Daniel Balavoine : retour sur sa carrière

Daniel Balavoine demeure aujourd’hui encore, l’un des plus grands artistes français, connu de tous pour ses tubes inoubliables comme « L’Aziza ». Zoom sur le parcours d’un monstre sacré disparu trop tôt.

Daniel Balavoine (picto) © MD
Daniel Balavoine : ses débuts

Daniel Balavoine débute comme chanteur de bal dans le Sud de la France, où il passe son enfance. Très vite, il monte à Paris et travaille avec de nombreux groupes de rock. En 1972, il enregistre son tout premier 45 tours solo, mais il ne rencontre pas le succès. L’artiste décide alors de rejoindre la troupe du premier opéra-rock français, « La Révolution Française », créé par Claude-Michel Schönberg, aux côtés d’un certain Alain Bashung et du groupe de rock Martin Circus. En 1974, Daniel Balavoine croise le chemin de Patrick Juvet, dont il devient le choriste. Pour son opus « Chrysalide » paru la même année, Juvet laisse Balavoine chanter le morceau « Couleurs d’automne ». Balavoine se fait alors remarquer et sort deux albums : « De vous à elle en passant par moi » en 1975, puis « Les aventures de Simon et Gunther » en 1977. Ces disques restent cependant assez confidentiels.

Daniel Balavoine : l’aventure « Starmania » (1978)

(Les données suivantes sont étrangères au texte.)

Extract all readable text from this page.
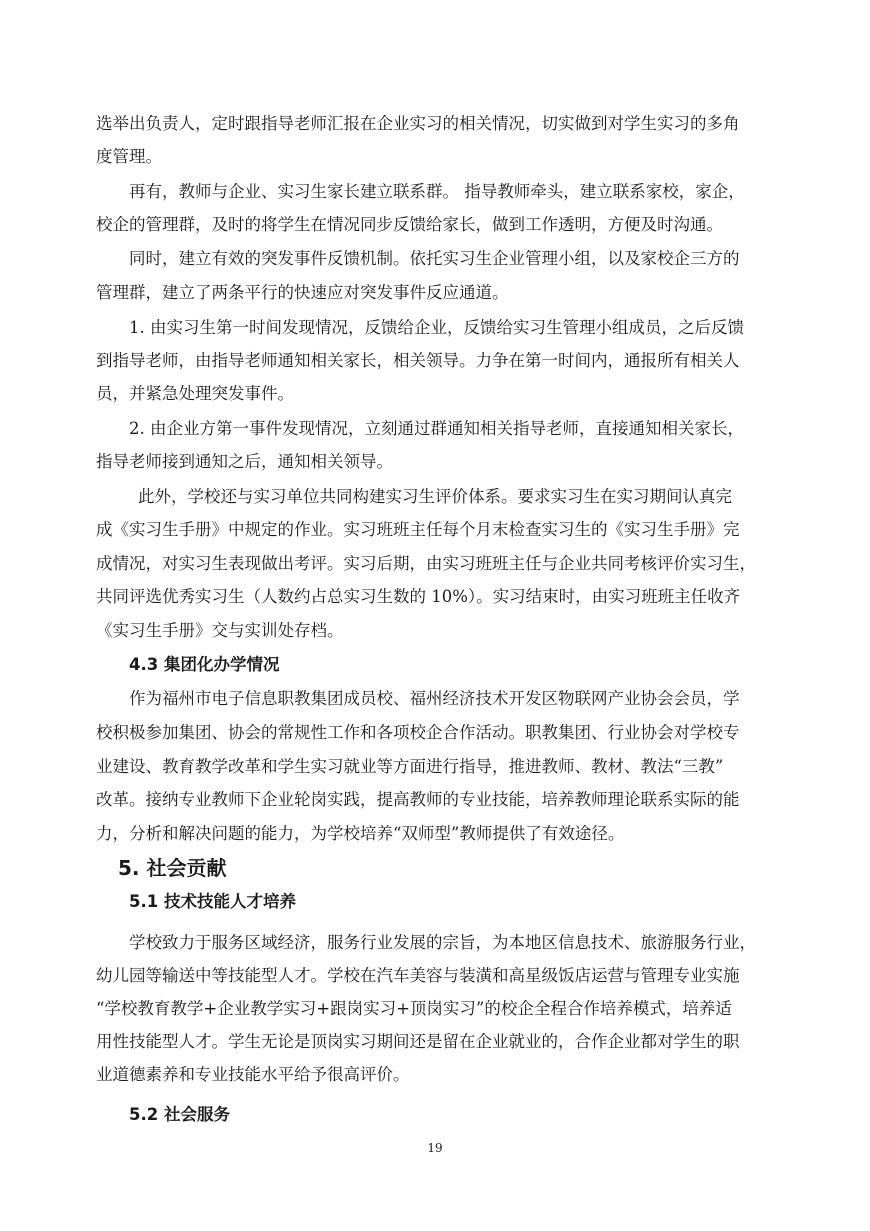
选举出负责人，定时跟指导老师汇报在企业实习的相关情况，切实做到对学生实习的多角
度管理。
再有，教师与企业、实习生家长建立联系群。 指导教师牵头，建立联系家校，家企，
校企的管理群，及时的将学生在情况同步反馈给家长，做到工作透明，方便及时沟通。
同时，建立有效的突发事件反馈机制。依托实习生企业管理小组，以及家校企三方的
管理群，建立了两条平行的快速应对突发事件反应通道。
1. 由实习生第一时间发现情况，反馈给企业，反馈给实习生管理小组成员，之后反馈
到指导老师，由指导老师通知相关家长，相关领导。力争在第一时间内，通报所有相关人
员，并紧急处理突发事件。
2. 由企业方第一事件发现情况，立刻通过群通知相关指导老师，直接通知相关家长，
指导老师接到通知之后，通知相关领导。
此外，学校还与实习单位共同构建实习生评价体系。要求实习生在实习期间认真完
成《实习生手册》中规定的作业。实习班班主任每个月末检查实习生的《实习生手册》完
成情况，对实习生表现做出考评。实习后期，由实习班班主任与企业共同考核评价实习生，
共同评选优秀实习生（人数约占总实习生数的 10%）。实习结束时，由实习班班主任收齐
《实习生手册》交与实训处存档。
4.3 集团化办学情况
作为福州市电子信息职教集团成员校、福州经济技术开发区物联网产业协会会员，学
校积极参加集团、协会的常规性工作和各项校企合作活动。职教集团、行业协会对学校专
业建设、教育教学改革和学生实习就业等方面进行指导，推进教师、教材、教法“三教”
改革。接纳专业教师下企业轮岗实践，提高教师的专业技能，培养教师理论联系实际的能
力，分析和解决问题的能力，为学校培养“双师型”教师提供了有效途径。
5. 社会贡献
5.1 技术技能人才培养
学校致力于服务区域经济，服务行业发展的宗旨，为本地区信息技术、旅游服务行业，
幼儿园等输送中等技能型人才。学校在汽车美容与装潢和高星级饭店运营与管理专业实施
“学校教育教学+企业教学实习+跟岗实习+顶岗实习”的校企全程合作培养模式，培养适
用性技能型人才。学生无论是顶岗实习期间还是留在企业就业的，合作企业都对学生的职
业道德素养和专业技能水平给予很高评价。
5.2 社会服务
19
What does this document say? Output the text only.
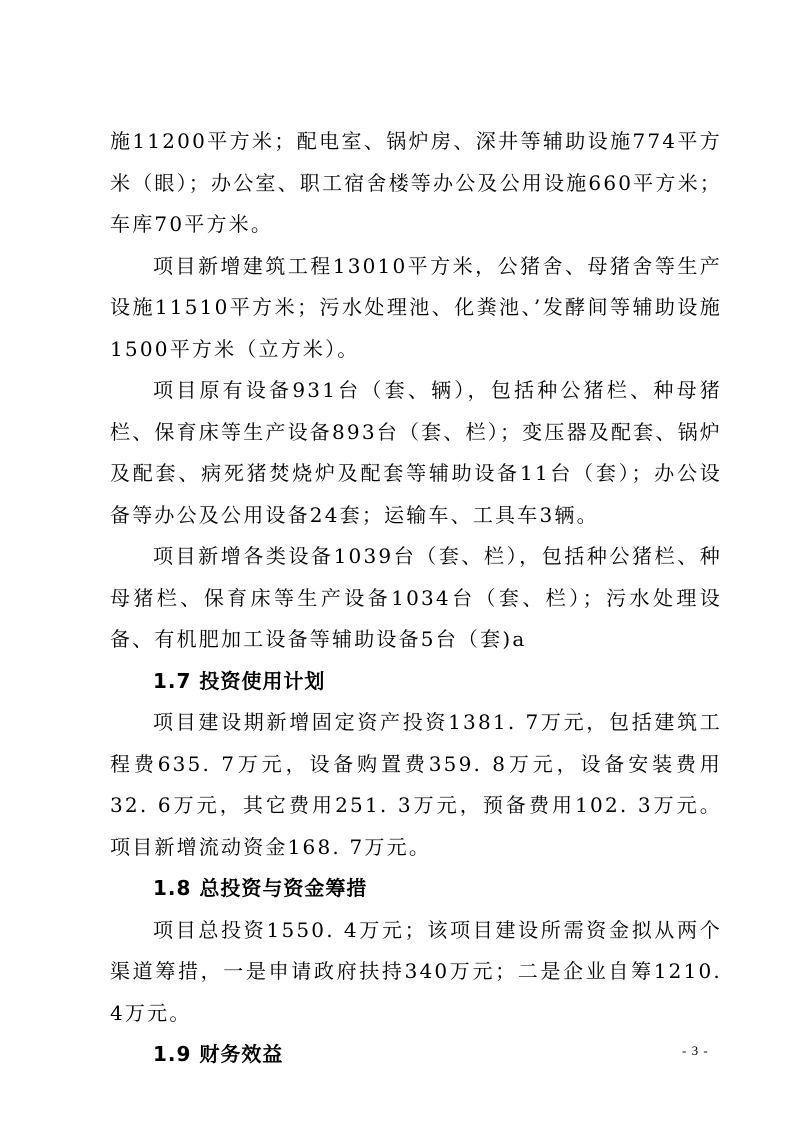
施11200平方米；配电室、锅炉房、深井等辅助设施774平方米（眼）；办公室、职工宿舍楼等办公及公用设施660平方米；车库70平方米。

项目新增建筑工程13010平方米，公猪舍、母猪舍等生产设施11510平方米；污水处理池、化粪池、’发酵间等辅助设施1500平方米（立方米）。

项目原有设备931台（套、辆），包括种公猪栏、种母猪栏、保育床等生产设备893台（套、栏）；变压器及配套、锅炉及配套、病死猪焚烧炉及配套等辅助设备11台（套）；办公设备等办公及公用设备24套；运输车、工具车3辆。

项目新增各类设备1039台（套、栏），包括种公猪栏、种母猪栏、保育床等生产设备1034台（套、栏）；污水处理设备、有机肥加工设备等辅助设备5台（套)a

1.7 投资使用计划

项目建设期新增固定资产投资1381. 7万元，包括建筑工程费635. 7万元，设备购置费359. 8万元，设备安装费用32. 6万元，其它费用251. 3万元，预备费用102. 3万元。项目新增流动资金168. 7万元。

1.8 总投资与资金筹措

项目总投资1550. 4万元；该项目建设所需资金拟从两个渠道筹措，一是申请政府扶持340万元；二是企业自筹1210. 4万元。

1.9 财务效益	- 3 -
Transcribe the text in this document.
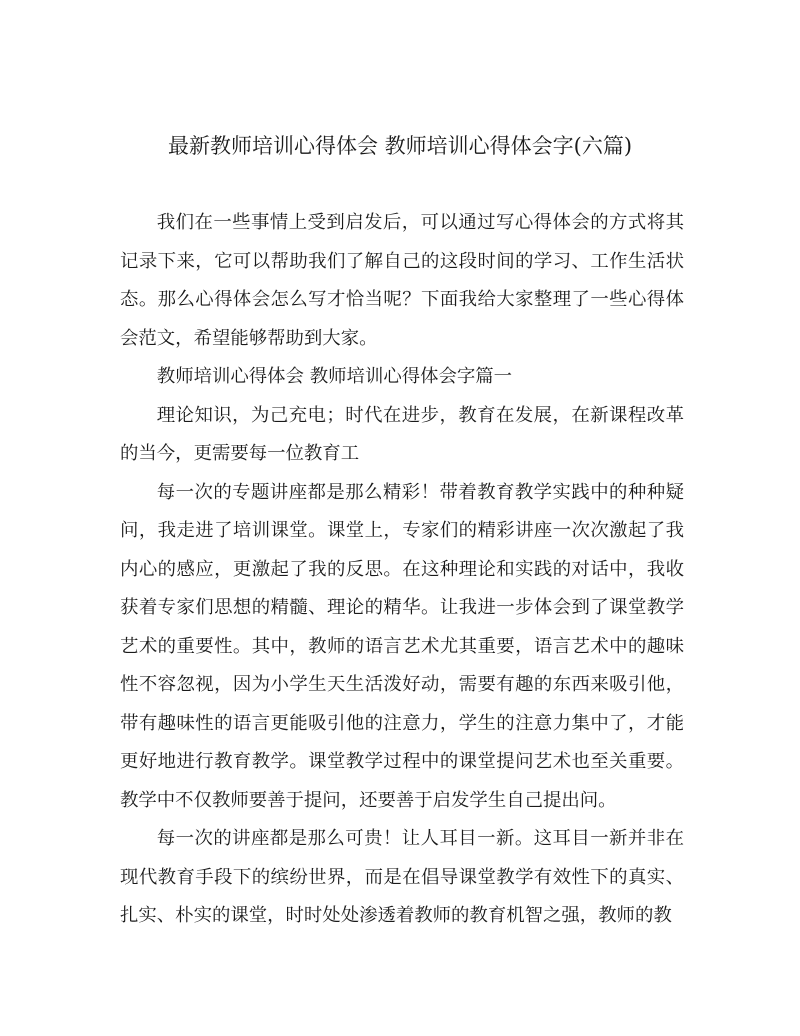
最新教师培训心得体会 教师培训心得体会字(六篇)

我们在一些事情上受到启发后，可以通过写心得体会的方式将其记录下来，它可以帮助我们了解自己的这段时间的学习、工作生活状态。那么心得体会怎么写才恰当呢？下面我给大家整理了一些心得体会范文，希望能够帮助到大家。

教师培训心得体会 教师培训心得体会字篇一

理论知识，为己充电；时代在进步，教育在发展，在新课程改革的当今，更需要每一位教育工

每一次的专题讲座都是那么精彩！带着教育教学实践中的种种疑问，我走进了培训课堂。课堂上，专家们的精彩讲座一次次激起了我内心的感应，更激起了我的反思。在这种理论和实践的对话中，我收获着专家们思想的精髓、理论的精华。让我进一步体会到了课堂教学艺术的重要性。其中，教师的语言艺术尤其重要，语言艺术中的趣味性不容忽视，因为小学生天生活泼好动，需要有趣的东西来吸引他，带有趣味性的语言更能吸引他的注意力，学生的注意力集中了，才能更好地进行教育教学。课堂教学过程中的课堂提问艺术也至关重要。教学中不仅教师要善于提问，还要善于启发学生自己提出问。

每一次的讲座都是那么可贵！让人耳目一新。这耳目一新并非在现代教育手段下的缤纷世界，而是在倡导课堂教学有效性下的真实、扎实、朴实的课堂，时时处处渗透着教师的教育机智之强，教师的教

Le chanteur va véritablement exploser grâce à sa participation à l’opéra-rock « Starmania », en 1978, composé par Michel Berger et Luc Plamondon. Il joue alors l’un des personnages principaux du spectacle, Johnny Rockfort, et se distingue grâce à sa voix particulièrement puissante. Les tubes s’enchaînent alors à la vitesse de la lumière, de « Quand on arrive en ville » à « SOS d’un terrien en détresse », parus en 1978. À la même période, Balavoine sort « Le chanteur » (1978), son troisième album. Le morceau éponyme devient un tube, ainsi que la chanson « Lucie ». C’est le début de la gloire pour l’artiste. En novembre 1980, le public découvre « Un autre monde », dont sont extraits les tubes « Mon fils, ma bataille », « Je ne suis pas un héros » et « La vie ne m’apprend rien ». Ces mélodies sont devenues depuis des classiques du répertoire de Daniel Balavoine et de la chanson française. Plus de 500 000 copies du disque sont écoulées.

Daniel Balavoine : un destin brisé

Plusieurs autres albums suivent : « Vendeurs de larmes » en 1982, connu pour son morceau « Vivre ou survivre », suivi de « Loin des yeux de l’Occident » en 1983. Daniel Balavoine connaît ses meilleures ventes avec « Sauver l’amour », son dernier opus de 1985, sur lequel on retrouve « Tous les cris, les SOS » et « L’Aziza », l’un de ses 5 plus grands tubes, dédié à sa femme, Corinne, d’origine juive marocaine. En 1986, Balavoine prend part au Paris-Dakar, pour assurer une mission humanitaire. Artiste engagé, il est l’ambassadeur de l’opération « Pompes à eau pour l’Afrique », qui, comme son nom l’indique, vise à installer des pompes à eau sur le continent africain. Alors qu’il est au Mali, il disparaît dans un accident d’hélicoptère, le 14 janvier 1986, au cours d’une tempête de sable. Il laisse derrière lui sa femme, enceinte (leur fille, Joana, naîtra quelques mois seulement après la mort de l’artiste en juin 1986), mais aussi son fils Jérémie. Son public le pleure, ses amis artistes aussi. Daniel Balavoine laisse alors un grand vide et un goût d’inachevé.